Gartner Research Director Lydia Leong published a blog post detailing the process of creating a Magic Quadrant report. ” We lay this process out formally in the initiation letters sent to vendors when we start MQ research, so I’m not giving away any secrets here, just exposing a process that’s probably not well known to people outside of analyst relations roles,” she wrote.
Here’s a summary of the process:
- Step 1: Define a market and inclusion criteria.
- Step 2: Get approval from chief analysts.
- Step 3: Decide evaluation criteria and weights.
- Step 4: Send the evaluation criteria and weights to vendors.
- Step 5: Do hour long briefings with vendors.
- Step 6: Contact three to five reference customers provided by the vendor (however, Gartner mostly relies on the experiences of its clients).

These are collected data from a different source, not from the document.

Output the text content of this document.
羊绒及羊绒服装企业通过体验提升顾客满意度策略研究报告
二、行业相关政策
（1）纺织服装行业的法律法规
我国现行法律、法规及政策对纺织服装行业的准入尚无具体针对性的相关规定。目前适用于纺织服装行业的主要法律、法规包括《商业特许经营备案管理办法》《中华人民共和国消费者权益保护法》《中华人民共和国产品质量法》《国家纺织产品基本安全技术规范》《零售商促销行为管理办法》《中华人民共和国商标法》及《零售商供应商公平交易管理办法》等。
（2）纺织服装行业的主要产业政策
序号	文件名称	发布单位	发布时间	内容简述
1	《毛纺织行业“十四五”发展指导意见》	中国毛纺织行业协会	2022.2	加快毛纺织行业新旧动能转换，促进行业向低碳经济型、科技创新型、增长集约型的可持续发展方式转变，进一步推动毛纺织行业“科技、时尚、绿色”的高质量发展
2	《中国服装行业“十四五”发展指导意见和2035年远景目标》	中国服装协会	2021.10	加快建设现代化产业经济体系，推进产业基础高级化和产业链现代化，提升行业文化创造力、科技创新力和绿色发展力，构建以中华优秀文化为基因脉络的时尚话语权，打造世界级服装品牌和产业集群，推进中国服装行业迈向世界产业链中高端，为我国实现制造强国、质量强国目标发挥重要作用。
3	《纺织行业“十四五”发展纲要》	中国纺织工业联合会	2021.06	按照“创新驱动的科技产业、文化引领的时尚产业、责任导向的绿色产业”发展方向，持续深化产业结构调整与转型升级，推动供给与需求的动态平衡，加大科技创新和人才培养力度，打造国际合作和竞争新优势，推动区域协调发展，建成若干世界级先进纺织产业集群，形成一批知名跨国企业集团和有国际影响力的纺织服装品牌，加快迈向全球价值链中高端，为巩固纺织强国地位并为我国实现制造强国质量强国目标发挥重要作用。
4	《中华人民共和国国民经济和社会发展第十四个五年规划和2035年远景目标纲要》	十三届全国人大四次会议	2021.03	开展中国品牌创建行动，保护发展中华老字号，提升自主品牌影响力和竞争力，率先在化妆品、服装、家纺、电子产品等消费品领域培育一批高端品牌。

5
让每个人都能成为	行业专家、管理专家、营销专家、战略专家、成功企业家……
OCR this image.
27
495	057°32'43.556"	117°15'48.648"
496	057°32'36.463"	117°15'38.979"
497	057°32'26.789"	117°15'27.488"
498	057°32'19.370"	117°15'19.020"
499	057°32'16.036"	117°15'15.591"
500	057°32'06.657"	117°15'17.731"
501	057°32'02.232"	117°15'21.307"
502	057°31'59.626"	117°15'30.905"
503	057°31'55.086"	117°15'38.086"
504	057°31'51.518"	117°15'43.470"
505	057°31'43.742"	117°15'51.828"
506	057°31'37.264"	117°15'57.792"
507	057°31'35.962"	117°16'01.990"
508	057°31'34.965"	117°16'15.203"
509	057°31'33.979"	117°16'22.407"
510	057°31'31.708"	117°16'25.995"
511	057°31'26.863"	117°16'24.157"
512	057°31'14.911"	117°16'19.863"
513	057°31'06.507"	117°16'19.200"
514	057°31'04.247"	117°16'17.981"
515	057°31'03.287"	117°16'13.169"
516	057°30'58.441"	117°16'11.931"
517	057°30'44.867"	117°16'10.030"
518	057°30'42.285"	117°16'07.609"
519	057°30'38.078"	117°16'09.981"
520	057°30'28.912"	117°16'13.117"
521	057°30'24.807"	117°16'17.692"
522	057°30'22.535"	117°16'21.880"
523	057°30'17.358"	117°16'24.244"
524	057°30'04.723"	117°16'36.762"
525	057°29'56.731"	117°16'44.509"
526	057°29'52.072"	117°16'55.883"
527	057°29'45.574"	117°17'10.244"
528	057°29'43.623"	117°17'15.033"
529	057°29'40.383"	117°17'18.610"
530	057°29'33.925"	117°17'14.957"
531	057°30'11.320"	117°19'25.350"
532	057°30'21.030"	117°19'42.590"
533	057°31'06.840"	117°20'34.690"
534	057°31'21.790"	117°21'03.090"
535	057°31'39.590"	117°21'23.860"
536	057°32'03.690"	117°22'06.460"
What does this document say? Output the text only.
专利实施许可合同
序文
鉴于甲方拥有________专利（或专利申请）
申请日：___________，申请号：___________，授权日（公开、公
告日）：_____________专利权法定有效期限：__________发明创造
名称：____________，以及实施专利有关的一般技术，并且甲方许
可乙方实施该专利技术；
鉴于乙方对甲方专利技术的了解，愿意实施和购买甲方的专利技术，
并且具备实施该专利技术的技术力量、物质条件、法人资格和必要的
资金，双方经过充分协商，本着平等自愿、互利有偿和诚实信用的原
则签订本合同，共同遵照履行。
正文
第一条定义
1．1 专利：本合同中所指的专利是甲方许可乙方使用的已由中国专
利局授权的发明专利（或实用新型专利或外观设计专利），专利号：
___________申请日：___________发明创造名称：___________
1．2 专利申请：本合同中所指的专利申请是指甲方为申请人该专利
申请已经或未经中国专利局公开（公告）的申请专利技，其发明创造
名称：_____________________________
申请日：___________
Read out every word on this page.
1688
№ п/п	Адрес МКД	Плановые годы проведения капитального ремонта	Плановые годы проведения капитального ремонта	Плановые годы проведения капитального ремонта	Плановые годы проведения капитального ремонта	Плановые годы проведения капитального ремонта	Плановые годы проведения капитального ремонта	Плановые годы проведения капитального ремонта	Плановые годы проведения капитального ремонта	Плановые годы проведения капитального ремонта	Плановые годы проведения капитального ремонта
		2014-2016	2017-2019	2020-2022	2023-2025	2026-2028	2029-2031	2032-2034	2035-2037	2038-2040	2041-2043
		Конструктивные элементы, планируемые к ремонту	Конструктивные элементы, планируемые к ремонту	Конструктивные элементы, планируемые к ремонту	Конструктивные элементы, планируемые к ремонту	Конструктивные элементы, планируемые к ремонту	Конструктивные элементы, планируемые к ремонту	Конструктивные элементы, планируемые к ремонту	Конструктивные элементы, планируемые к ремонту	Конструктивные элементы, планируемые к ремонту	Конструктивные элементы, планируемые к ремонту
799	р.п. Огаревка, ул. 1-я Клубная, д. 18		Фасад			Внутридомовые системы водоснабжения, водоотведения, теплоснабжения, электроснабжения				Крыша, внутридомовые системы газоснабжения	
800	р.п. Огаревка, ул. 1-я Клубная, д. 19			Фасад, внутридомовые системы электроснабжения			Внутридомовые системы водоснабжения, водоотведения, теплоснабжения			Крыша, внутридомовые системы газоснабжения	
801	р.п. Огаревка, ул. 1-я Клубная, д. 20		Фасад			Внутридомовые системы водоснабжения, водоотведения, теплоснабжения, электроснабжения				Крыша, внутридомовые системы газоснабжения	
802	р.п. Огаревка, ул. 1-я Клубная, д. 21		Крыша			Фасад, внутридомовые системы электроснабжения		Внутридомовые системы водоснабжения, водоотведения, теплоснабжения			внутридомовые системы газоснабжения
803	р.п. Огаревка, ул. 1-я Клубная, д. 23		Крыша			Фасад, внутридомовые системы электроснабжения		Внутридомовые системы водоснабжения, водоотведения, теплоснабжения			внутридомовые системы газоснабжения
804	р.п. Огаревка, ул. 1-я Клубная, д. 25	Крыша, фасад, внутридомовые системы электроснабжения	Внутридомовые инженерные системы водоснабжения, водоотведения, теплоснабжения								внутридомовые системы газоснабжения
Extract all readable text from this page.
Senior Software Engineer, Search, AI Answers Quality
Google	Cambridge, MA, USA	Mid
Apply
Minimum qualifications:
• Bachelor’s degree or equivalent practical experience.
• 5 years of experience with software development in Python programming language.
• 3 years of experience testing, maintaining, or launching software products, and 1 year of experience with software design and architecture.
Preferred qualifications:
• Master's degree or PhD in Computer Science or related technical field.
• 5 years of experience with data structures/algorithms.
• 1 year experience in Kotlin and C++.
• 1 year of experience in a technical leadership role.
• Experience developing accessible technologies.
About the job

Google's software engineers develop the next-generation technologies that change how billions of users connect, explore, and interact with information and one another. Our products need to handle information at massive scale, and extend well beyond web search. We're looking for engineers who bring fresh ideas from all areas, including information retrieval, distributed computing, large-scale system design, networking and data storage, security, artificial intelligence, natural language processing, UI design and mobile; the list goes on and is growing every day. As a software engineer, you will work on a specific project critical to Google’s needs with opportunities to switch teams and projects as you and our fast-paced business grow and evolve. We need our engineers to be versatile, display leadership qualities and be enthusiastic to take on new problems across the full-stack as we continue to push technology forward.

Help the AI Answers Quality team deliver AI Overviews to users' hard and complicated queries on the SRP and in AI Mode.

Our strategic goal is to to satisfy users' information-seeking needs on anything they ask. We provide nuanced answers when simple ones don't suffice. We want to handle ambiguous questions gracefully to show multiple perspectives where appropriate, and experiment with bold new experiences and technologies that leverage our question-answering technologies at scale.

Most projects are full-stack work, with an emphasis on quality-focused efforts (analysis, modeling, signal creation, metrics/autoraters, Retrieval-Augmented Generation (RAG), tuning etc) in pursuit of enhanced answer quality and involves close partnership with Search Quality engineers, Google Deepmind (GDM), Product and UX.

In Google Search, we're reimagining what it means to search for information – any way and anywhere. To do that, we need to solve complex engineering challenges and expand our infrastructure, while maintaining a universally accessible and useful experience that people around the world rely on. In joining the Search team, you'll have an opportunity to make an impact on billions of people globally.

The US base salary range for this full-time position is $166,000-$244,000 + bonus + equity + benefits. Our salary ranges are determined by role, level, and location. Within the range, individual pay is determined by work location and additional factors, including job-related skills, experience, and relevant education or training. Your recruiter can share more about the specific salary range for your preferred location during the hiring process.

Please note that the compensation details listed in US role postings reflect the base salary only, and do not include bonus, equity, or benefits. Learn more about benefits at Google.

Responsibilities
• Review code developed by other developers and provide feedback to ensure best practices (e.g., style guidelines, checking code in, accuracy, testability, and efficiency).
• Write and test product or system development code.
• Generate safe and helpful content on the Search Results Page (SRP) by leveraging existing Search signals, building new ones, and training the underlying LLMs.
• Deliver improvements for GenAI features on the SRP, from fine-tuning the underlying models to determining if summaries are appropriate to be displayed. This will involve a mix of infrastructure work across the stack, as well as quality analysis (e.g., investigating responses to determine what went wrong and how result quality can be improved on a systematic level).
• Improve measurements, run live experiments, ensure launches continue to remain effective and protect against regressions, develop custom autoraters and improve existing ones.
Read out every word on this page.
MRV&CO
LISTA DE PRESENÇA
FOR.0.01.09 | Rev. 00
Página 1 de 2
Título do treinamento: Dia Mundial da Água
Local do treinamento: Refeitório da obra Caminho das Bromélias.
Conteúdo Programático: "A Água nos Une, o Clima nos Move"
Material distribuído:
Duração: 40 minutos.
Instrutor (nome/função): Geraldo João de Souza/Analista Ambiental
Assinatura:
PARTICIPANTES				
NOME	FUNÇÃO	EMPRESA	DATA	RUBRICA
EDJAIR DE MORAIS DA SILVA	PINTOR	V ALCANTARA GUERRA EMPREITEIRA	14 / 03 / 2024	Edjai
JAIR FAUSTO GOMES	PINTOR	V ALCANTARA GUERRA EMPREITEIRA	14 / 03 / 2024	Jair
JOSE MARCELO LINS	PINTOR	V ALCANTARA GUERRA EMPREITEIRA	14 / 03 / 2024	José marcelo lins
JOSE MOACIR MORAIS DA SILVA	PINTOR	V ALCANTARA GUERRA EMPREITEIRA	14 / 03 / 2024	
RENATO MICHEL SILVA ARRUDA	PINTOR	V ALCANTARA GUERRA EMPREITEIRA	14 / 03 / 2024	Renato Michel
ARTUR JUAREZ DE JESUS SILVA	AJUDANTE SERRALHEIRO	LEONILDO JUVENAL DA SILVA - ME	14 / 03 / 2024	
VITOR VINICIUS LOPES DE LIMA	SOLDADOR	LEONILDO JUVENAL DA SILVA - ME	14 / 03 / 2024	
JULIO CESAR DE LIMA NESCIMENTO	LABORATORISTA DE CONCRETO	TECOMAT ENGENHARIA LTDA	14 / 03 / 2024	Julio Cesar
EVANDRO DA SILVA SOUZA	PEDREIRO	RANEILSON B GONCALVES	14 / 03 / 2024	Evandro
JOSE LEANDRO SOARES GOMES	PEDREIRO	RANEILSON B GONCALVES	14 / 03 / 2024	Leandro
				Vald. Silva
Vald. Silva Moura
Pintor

- Step 7: Enter the numeric scores into the tool that generates the Magic Quadrant graph.
- Step 8: Write-up all the text.
- Step 9: Peer review.
- Step 10: Alter text and numeric scores accordingly.
- Step 11: Send the vendors a copy of the graphic and text written about them for fact-checking.
- Step 12: Finally, it goes on to editing and review.
The whole process generally takes four months, and Leong went into quite a bit more detail in her post.
And here’s a particularly relevant bit:
Client status and whatnot doesn’t make any difference whatsoever on the MQ. (Gartner gets 80% of its revenue from IT buyers who rely on us to be neutral evaluators. Nothing a vendor could pay us would ever be worth risking that revenue stream.)
Hopefully this will help make the Magic Quadrants less mysterious and more understandable.